Hip-hop is such a global juggernaut that it’s easy to forget there are still regional black sounds, too. Detroit has its techno and, more recently, its ghetto tech. Chicago has catered to househeads and steppers for decades. Miami’s bass music still thrives in obscurity, as did Atlanta’s for many years before crunk; and Washington, D.C. go-go remains content not to cross the Maryland line.

Just across that border, Baltimore has “club” (or house, or breaks, depending on whom you ask), a refreshingly lewd, jubilant, and pneumatic style. DJ/producer Rod Lee is the biggest name of the sound’s third, maybe fourth wave since its late-’80s inception, and he hews tightly to the party line on Vol. 5, the first B-more mix with national distribution (thanks, presumably, to the sound’s sudden cachet with baile funk and grime-loving hipsters out for a new fix). Baltimore club is ass music, pure and simple, all whimsical samples and aerobics-worthy momentum.

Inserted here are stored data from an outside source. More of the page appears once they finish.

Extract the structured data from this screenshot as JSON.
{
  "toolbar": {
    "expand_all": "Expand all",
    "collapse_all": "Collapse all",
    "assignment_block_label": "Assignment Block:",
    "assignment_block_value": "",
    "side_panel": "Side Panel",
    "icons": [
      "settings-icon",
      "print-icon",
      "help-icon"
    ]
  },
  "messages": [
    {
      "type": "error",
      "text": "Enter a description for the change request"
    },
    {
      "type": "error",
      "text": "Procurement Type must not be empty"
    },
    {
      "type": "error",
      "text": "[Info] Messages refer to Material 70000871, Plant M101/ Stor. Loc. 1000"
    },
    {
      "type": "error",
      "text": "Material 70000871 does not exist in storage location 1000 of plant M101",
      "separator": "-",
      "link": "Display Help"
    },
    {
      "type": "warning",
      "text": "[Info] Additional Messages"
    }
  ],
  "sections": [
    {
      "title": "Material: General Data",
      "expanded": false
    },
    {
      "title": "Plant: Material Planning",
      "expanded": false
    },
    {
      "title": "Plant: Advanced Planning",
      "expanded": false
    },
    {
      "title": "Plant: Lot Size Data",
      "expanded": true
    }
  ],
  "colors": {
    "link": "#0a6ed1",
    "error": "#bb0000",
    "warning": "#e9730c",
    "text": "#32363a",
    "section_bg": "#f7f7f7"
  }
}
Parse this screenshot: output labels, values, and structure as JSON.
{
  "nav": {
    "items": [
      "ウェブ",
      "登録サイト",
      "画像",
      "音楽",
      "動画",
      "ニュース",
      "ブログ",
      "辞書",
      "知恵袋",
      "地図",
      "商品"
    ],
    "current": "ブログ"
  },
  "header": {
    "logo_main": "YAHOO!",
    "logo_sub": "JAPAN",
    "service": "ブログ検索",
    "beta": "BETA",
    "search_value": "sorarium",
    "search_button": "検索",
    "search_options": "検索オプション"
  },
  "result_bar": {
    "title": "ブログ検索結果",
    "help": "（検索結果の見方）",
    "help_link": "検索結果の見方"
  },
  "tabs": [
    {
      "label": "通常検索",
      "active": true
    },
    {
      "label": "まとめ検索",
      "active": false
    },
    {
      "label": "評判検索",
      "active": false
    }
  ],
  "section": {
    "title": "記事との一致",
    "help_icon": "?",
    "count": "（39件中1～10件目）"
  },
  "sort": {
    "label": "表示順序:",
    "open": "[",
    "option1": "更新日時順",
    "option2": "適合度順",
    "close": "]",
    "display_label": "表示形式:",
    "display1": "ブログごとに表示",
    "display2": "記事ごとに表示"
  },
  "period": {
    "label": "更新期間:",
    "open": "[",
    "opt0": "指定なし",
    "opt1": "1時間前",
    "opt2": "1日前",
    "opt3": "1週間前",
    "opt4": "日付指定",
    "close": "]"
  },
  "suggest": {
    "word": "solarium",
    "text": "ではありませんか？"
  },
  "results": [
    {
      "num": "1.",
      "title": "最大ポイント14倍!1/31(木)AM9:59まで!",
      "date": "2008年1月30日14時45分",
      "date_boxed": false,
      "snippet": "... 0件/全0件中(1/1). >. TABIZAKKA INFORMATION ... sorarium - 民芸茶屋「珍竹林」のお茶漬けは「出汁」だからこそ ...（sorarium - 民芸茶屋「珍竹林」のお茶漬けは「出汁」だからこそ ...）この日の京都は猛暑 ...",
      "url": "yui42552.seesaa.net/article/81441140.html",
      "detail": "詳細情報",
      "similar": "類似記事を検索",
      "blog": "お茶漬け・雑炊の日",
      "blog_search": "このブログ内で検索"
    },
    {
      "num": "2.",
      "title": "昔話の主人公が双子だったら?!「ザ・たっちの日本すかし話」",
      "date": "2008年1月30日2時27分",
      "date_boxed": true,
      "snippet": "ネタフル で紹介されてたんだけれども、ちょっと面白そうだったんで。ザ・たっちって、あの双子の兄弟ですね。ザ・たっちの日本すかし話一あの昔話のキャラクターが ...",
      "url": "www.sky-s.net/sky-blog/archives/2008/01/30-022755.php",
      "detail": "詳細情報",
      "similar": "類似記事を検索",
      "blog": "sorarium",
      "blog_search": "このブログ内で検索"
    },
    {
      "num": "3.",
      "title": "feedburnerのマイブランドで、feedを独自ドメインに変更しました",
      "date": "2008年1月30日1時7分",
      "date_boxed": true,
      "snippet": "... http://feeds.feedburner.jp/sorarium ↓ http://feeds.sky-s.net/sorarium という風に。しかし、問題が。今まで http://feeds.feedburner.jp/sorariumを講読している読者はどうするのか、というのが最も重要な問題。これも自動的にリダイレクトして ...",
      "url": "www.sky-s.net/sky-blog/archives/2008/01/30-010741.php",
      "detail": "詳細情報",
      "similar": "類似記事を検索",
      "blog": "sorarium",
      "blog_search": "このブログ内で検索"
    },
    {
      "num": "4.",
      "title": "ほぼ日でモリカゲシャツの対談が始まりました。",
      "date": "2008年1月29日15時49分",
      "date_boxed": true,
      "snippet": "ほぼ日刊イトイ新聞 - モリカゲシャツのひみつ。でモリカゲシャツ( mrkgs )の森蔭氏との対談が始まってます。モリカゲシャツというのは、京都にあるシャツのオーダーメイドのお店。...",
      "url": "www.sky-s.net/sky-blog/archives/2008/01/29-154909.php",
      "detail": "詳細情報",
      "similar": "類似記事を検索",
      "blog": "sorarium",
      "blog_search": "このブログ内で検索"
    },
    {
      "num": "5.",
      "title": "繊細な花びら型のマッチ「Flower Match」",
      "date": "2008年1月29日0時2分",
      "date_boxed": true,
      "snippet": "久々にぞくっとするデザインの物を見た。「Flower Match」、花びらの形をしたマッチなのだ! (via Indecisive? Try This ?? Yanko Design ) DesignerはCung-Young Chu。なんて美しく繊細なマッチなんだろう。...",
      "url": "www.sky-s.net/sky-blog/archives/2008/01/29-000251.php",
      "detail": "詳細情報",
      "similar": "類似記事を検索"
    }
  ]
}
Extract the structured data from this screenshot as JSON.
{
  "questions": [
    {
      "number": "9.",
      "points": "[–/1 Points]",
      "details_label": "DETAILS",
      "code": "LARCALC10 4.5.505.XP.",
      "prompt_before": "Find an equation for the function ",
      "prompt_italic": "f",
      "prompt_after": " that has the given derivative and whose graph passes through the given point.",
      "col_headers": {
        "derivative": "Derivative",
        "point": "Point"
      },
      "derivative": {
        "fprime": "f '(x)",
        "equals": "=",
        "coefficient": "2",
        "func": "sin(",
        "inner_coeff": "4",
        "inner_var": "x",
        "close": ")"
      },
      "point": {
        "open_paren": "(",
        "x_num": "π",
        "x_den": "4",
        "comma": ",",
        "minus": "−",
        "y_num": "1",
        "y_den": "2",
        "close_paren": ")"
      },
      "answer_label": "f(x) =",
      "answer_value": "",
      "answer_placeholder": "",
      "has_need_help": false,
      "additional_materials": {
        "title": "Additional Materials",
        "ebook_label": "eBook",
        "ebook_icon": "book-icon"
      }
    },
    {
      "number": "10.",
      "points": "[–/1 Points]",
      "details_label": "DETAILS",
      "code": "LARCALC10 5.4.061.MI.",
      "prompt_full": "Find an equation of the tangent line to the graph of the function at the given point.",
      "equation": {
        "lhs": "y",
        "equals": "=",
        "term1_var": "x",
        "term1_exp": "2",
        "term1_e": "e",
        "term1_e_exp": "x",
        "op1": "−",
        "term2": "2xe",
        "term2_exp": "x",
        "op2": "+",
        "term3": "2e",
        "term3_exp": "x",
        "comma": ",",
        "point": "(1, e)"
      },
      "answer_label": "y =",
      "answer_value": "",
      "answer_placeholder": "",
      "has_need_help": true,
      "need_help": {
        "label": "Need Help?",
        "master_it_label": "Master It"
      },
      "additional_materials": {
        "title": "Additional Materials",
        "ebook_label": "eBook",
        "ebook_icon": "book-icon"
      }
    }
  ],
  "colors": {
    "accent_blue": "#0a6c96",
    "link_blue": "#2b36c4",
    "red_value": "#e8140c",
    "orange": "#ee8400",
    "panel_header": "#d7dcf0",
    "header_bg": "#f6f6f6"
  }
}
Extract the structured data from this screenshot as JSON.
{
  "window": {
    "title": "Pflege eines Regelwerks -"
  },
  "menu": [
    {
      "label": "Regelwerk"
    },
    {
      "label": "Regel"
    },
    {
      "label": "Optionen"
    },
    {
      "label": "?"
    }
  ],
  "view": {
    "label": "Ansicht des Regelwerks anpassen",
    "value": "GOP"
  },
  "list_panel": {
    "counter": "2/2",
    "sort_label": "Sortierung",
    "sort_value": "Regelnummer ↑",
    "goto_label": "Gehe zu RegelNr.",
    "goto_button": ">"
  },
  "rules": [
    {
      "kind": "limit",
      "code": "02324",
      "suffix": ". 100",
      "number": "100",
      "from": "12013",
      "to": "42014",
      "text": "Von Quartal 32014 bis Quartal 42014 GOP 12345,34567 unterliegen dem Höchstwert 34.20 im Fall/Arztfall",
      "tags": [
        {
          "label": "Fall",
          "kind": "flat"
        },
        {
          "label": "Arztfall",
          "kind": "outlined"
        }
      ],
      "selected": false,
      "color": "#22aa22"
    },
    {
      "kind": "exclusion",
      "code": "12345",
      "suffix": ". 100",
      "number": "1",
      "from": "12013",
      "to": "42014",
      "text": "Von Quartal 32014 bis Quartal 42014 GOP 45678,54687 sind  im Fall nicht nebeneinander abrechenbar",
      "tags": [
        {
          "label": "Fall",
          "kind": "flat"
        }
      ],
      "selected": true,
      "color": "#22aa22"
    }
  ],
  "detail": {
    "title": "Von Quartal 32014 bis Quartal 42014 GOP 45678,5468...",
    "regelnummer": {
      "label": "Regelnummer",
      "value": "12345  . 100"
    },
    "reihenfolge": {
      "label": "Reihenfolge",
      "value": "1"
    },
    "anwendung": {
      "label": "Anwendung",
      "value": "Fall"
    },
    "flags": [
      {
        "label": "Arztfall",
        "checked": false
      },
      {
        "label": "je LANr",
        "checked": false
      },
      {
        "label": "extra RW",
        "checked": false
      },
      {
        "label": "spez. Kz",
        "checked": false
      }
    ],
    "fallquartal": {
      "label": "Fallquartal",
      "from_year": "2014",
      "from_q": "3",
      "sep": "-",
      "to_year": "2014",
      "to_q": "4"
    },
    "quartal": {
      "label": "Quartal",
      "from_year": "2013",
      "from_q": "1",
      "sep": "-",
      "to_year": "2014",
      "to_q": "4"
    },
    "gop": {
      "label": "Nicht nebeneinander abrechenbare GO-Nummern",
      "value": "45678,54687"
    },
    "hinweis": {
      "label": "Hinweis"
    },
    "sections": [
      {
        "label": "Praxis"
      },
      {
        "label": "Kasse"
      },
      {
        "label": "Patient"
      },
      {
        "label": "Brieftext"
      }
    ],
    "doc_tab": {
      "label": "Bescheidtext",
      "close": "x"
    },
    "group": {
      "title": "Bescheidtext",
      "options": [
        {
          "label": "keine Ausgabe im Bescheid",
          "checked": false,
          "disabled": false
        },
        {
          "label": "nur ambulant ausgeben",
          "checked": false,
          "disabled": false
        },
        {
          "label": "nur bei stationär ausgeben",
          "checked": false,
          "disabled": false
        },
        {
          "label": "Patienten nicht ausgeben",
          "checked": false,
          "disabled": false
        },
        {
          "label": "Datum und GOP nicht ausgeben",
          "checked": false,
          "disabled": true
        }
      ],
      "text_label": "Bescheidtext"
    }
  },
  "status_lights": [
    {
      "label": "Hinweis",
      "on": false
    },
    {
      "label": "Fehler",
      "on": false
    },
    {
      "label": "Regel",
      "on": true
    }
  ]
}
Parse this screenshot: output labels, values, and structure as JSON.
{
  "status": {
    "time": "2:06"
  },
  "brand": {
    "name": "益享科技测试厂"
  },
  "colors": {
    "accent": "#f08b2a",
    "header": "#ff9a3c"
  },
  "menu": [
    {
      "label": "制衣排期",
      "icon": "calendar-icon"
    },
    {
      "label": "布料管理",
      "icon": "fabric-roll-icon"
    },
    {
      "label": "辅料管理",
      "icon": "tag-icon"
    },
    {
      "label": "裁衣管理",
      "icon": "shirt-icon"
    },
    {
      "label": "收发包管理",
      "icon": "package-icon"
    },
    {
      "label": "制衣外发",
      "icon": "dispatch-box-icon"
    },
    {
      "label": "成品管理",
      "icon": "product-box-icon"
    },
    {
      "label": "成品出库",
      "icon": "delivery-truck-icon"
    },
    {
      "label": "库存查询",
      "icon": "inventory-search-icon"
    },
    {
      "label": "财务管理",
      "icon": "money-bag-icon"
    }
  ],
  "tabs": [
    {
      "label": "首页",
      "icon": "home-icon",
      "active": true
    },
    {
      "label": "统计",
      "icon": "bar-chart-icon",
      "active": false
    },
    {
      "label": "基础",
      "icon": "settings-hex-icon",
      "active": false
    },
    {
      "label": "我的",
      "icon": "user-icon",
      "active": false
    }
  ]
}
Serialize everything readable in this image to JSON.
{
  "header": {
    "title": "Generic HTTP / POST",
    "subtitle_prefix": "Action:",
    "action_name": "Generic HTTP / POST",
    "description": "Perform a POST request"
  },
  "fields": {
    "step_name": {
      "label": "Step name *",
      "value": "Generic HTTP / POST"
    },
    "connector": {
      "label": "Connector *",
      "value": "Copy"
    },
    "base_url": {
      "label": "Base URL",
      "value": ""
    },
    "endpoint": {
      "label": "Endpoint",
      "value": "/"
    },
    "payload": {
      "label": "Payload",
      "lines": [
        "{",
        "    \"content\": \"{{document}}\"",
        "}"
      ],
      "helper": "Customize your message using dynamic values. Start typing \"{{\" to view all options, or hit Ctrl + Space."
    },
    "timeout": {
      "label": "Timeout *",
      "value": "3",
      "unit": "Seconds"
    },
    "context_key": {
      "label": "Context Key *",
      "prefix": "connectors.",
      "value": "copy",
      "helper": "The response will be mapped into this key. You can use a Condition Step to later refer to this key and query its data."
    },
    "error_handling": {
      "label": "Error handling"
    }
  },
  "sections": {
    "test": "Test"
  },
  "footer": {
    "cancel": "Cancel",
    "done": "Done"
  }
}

Some songs forego sex, but most don’t hide their panting or their periodically troubling gender politics: “Nobody got me pussy-whipped,” etc. (Sometimes art and life are too close: Lee, who produced or coproduced all the songs here, was convicted of second-degree assault of a woman.) Most of these tracks are stubbornly straightforward — a few shouted chants over a drum machine stuck on repeat — but the results, like the vindictive “You Keep Fuckin Around” and the hypnotic “Watch My Ass,” can be glorious, even if Lee hasn’t updated his palette of drum breaks since Rob Base’s “It Takes Two.”

As with most of the aforementioned regional black subcultures, this is a sound in constant dialogue with its bullying older brother: The minor-key piano from Lil Scrappy’s “No Problem” pops up, accompanied by a chorus of woofs, on KW Griff’s excellent “The Problem.” But what sets B-more club apart is its willingness to engage everything else, too: Recent popular tracks sample the theme songs of SpongeBob SquarePants and Dora the Explorer. Here we get Bernie Mac and “Itsy Bitsy Teeny Weeny Yellow Polka Dot Bikini” reinterpreted as a call to frantic lust. It’s the tip of the iceberg for a scene that grinningly welcomes all comers, before gratuitously turning them out.